I didn’t get it. It was just an office, cubicle, or location in town…what was the big deal?
Today, as I look around my home, see my my half-filled boxes, stare at my soon to be empty walls, etc., I get it.
Today, I realize, with regretful certainty, that I failed to empathize with those who were depressed, scared, or otherwise disturbed because they were being separated from their surroundings.
Today, I realize the staff was feeling something that, at the time, was foreign to me:
They were attached.
- They probably found comfort in their environment.
- They probably grew accustomed to the heating/air conditioning “quirks.” Shoot, they may have developed certain habits because of them.
- They probably liked and/or depended on the idiosyncrasies of the sounds, the lighting, the physical walls/desks/etc.
- They probably relied upon their neighbors and appreciated their “commute” to the restroom, break room or conference room.
- They probably enjoyed the convenience of the printer being right next them or grew to depend on the silence of it being so far away.
- They probably were grateful for their storage or loved their view.
Regardless of how many times I, or some other schmuck, told them the new space would be “just as good” or “better”, the uncertainty of the inevitable change and the “detachment” from their surroundings negatively affected them.
Change is hard!
As an HR Professional, I should have known better! I should have been more patient. I should have shown some compassion when I couldn’t summon empathy. I should have recognized the reasons behind their gripes and complaints.
If I would have felt then what I feel now, I would have done these things:
- Hold a meeting – numerous meetings if necessary – about the move. I don’t want to leave employees in the dark about where they will be in the new space.
- Facilitate discussions about what they like about their current space, what they dislike about their current space, etc.

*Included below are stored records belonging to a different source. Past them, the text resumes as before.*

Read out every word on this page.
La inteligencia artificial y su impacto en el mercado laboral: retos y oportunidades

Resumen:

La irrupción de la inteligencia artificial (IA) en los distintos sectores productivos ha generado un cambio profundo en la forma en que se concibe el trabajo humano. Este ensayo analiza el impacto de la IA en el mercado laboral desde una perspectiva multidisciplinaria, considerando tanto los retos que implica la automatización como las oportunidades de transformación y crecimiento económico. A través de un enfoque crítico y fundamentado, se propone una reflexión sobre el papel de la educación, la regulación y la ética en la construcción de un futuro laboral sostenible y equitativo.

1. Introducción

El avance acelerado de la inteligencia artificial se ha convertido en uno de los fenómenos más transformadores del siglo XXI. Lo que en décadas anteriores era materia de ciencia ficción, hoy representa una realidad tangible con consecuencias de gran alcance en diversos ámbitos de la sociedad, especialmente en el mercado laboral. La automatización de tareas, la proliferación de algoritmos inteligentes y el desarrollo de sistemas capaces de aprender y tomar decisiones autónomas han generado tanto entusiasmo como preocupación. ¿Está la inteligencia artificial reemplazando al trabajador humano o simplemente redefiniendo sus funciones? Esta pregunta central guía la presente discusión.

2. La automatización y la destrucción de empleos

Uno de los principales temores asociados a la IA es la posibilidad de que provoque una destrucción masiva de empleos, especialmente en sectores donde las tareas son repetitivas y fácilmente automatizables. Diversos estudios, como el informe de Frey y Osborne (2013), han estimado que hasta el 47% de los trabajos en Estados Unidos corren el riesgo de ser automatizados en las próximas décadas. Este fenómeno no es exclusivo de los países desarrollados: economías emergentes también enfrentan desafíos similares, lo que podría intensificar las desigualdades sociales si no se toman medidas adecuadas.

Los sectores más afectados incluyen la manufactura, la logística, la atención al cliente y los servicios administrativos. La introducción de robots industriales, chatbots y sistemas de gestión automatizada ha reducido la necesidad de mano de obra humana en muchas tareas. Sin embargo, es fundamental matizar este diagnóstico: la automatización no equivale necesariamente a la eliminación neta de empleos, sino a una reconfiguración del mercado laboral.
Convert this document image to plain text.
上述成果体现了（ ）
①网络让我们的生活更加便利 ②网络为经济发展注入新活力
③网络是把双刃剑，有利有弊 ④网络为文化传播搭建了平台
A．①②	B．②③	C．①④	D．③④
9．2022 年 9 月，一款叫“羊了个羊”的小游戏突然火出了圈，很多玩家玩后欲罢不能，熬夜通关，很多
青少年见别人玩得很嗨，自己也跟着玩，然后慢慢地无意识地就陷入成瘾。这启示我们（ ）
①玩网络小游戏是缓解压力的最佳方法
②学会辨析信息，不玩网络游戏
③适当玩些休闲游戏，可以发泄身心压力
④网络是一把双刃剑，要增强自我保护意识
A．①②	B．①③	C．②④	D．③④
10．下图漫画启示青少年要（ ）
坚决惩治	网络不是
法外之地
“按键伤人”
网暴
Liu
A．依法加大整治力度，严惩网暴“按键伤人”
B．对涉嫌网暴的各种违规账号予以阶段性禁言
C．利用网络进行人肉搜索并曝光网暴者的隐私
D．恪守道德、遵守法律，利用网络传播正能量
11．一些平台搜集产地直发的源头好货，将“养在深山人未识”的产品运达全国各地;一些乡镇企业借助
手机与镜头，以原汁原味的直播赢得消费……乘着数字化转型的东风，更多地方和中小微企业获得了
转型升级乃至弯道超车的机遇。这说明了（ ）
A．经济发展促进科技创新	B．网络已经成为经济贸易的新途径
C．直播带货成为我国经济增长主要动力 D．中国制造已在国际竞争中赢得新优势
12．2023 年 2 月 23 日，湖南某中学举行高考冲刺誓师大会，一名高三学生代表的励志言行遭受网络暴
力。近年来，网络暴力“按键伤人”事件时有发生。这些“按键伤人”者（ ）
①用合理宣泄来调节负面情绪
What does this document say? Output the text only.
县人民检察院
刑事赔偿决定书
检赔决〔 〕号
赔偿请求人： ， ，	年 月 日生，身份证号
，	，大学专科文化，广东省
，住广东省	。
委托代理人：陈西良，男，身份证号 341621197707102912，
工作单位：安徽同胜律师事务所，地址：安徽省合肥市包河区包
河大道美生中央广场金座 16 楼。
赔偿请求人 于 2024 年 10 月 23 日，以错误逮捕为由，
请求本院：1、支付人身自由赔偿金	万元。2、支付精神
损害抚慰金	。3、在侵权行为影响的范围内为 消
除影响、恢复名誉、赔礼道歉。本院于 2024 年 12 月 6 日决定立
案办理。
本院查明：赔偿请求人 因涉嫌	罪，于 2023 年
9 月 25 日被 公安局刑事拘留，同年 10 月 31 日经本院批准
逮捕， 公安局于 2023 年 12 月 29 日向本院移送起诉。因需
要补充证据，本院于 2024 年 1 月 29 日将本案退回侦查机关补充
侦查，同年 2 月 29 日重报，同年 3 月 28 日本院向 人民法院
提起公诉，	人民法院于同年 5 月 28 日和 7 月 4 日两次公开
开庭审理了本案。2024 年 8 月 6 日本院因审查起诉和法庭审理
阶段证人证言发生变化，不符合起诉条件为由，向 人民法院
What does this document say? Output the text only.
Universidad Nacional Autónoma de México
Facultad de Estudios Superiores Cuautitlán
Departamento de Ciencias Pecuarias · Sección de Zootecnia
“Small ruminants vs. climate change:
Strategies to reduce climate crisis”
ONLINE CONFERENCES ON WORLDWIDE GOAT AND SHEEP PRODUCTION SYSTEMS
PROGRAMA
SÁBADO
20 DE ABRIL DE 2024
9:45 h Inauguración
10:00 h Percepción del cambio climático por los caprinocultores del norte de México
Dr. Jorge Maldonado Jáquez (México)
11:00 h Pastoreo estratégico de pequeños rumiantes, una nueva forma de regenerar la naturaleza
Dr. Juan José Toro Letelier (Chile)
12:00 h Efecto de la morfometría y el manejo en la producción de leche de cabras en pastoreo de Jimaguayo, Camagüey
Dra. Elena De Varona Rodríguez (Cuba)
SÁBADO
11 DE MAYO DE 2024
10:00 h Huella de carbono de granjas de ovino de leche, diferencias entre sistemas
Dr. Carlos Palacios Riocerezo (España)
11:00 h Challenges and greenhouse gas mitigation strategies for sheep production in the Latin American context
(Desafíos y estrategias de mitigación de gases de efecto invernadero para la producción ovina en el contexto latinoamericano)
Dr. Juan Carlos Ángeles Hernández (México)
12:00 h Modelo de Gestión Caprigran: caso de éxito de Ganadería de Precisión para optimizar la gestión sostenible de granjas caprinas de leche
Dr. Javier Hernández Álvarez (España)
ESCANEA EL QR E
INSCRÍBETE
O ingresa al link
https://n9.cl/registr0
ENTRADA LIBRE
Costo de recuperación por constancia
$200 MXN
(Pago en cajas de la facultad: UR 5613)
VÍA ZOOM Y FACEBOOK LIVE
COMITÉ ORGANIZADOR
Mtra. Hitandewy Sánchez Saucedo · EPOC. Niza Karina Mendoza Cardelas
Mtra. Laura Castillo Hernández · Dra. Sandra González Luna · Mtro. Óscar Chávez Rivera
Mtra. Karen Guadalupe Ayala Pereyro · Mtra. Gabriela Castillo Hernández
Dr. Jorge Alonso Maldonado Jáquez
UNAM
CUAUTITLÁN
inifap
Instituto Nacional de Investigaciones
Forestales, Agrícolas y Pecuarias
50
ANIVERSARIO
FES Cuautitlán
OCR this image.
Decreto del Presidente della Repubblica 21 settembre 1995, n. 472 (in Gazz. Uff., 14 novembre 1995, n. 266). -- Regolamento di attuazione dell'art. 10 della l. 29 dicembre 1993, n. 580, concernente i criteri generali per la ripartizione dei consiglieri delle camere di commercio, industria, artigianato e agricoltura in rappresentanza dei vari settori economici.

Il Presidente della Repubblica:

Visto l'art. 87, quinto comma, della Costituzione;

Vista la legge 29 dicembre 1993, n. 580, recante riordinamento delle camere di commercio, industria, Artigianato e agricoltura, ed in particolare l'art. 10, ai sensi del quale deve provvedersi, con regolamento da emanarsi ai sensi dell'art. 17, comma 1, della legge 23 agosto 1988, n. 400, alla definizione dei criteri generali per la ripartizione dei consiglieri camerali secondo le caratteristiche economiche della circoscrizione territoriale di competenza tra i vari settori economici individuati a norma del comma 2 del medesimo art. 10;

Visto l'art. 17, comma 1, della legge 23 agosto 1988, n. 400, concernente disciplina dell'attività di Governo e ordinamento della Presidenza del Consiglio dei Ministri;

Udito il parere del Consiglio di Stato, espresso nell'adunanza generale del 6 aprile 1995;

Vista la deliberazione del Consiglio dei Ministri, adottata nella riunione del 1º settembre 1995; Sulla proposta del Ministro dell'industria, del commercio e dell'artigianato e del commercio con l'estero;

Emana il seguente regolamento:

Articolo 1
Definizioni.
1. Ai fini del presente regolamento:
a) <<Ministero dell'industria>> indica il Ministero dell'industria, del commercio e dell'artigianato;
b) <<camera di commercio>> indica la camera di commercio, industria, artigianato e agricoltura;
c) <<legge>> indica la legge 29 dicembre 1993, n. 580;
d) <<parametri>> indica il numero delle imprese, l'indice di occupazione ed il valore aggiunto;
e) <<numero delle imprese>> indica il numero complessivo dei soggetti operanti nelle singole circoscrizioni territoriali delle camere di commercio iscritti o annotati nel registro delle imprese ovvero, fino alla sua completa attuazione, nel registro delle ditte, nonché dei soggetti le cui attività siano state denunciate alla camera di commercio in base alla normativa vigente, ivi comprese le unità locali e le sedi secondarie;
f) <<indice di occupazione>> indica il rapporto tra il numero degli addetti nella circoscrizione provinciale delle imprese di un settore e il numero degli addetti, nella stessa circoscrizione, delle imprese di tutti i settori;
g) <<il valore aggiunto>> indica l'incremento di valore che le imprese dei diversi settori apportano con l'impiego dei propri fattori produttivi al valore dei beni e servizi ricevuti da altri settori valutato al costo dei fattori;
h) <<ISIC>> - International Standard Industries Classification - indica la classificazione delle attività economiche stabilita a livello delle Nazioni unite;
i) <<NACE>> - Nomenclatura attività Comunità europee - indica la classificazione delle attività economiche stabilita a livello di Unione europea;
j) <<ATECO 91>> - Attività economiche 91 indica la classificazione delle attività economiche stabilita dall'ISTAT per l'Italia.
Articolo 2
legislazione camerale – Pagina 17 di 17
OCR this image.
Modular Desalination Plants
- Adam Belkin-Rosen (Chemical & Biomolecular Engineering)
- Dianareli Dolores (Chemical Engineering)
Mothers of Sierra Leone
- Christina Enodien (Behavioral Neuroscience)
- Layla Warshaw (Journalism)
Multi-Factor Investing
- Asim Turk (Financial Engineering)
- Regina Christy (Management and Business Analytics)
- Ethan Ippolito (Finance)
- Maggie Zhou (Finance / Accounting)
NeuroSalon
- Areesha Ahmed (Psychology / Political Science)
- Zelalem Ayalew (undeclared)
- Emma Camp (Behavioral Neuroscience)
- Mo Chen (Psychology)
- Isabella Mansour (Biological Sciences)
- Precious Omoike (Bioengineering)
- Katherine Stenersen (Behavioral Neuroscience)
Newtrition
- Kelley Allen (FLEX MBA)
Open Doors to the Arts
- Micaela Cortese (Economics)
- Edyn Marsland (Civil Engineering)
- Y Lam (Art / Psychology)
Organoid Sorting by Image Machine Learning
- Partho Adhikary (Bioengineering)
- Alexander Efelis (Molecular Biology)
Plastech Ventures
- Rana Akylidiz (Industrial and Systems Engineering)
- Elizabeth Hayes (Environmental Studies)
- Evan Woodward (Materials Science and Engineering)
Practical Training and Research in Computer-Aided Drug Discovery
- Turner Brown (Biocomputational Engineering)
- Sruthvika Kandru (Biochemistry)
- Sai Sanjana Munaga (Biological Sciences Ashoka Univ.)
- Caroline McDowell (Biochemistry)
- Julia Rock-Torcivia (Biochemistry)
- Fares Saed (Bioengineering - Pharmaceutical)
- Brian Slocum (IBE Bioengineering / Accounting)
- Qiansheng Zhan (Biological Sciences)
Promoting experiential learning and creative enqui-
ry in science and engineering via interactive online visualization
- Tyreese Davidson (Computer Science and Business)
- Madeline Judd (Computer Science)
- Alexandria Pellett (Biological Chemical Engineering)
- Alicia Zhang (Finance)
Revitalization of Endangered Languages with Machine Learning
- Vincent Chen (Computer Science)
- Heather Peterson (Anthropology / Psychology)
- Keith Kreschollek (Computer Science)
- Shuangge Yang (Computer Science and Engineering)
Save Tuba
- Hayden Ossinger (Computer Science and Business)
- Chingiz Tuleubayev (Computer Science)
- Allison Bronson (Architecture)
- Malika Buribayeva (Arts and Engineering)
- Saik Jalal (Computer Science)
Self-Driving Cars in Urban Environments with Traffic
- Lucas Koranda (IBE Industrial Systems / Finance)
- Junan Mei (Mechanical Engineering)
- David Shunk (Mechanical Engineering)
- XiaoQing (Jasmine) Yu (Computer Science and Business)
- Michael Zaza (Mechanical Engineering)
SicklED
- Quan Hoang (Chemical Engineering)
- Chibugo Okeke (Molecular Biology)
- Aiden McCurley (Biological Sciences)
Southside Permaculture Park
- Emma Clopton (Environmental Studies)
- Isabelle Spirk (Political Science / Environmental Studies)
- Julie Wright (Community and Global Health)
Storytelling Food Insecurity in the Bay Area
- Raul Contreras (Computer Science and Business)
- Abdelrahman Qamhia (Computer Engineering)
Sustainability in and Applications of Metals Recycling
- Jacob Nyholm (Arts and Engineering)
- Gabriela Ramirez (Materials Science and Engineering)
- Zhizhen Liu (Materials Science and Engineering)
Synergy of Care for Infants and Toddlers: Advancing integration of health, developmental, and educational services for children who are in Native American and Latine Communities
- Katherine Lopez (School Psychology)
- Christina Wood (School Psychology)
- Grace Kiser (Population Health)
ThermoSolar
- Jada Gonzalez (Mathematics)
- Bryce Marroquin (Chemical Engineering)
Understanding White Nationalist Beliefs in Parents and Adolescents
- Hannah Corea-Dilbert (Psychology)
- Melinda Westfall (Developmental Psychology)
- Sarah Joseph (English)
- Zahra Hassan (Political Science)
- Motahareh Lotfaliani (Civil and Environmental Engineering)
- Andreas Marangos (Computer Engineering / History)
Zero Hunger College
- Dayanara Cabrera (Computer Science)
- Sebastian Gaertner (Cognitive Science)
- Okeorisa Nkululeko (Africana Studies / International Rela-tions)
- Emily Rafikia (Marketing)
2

I’d manage these discussions…we can’t all get what we want…but I think allowing people to talk about what is reasonable/unreasonable, what is probable/not probable, etc. would be helpful.
And, of course, I would share these concerns, requirements, and desires with whomever was in charge of the new space. I know I could use my rhetoric and persuasive communication skills to communicate the value of considering their requests!
- Help employees lighten their load. It’s overwhelming to think about packing when your stuff is piled everywhere and you don’t want to give it up. A quasi “buddy” system works well for these circumstances. I think of it like a hoarding intervention; one person is assigned to “reality check” the other as the packing occurs. (Make sure someone is available to offer good advice on records retention!)
- Actively listen to staff, which of course would involve keeping my own opinions to myself.
- Reinforce the positive characteristics of the new space while confirming all of the neutrals or downsides, if any. There is nothing worse than getting into a new space and realizing that no one told you there wouldn’t be as much storage, there were no bathrooms on that floor, the elevator was right outside your cubby walls, etc.
- Give the employees a choice, if possible, of anything new. Whether it be colors of the walls, types of chairs, or where storage cabinets will go, many of the staff will appreciate having a voice in these decisions.
- Refrain from telling anyone that the move is “no big deal” because the fact is, it is a very big deal to them.
Yuck, I hate it when I realize I failed someone.
Perhaps you can succeed where I did not.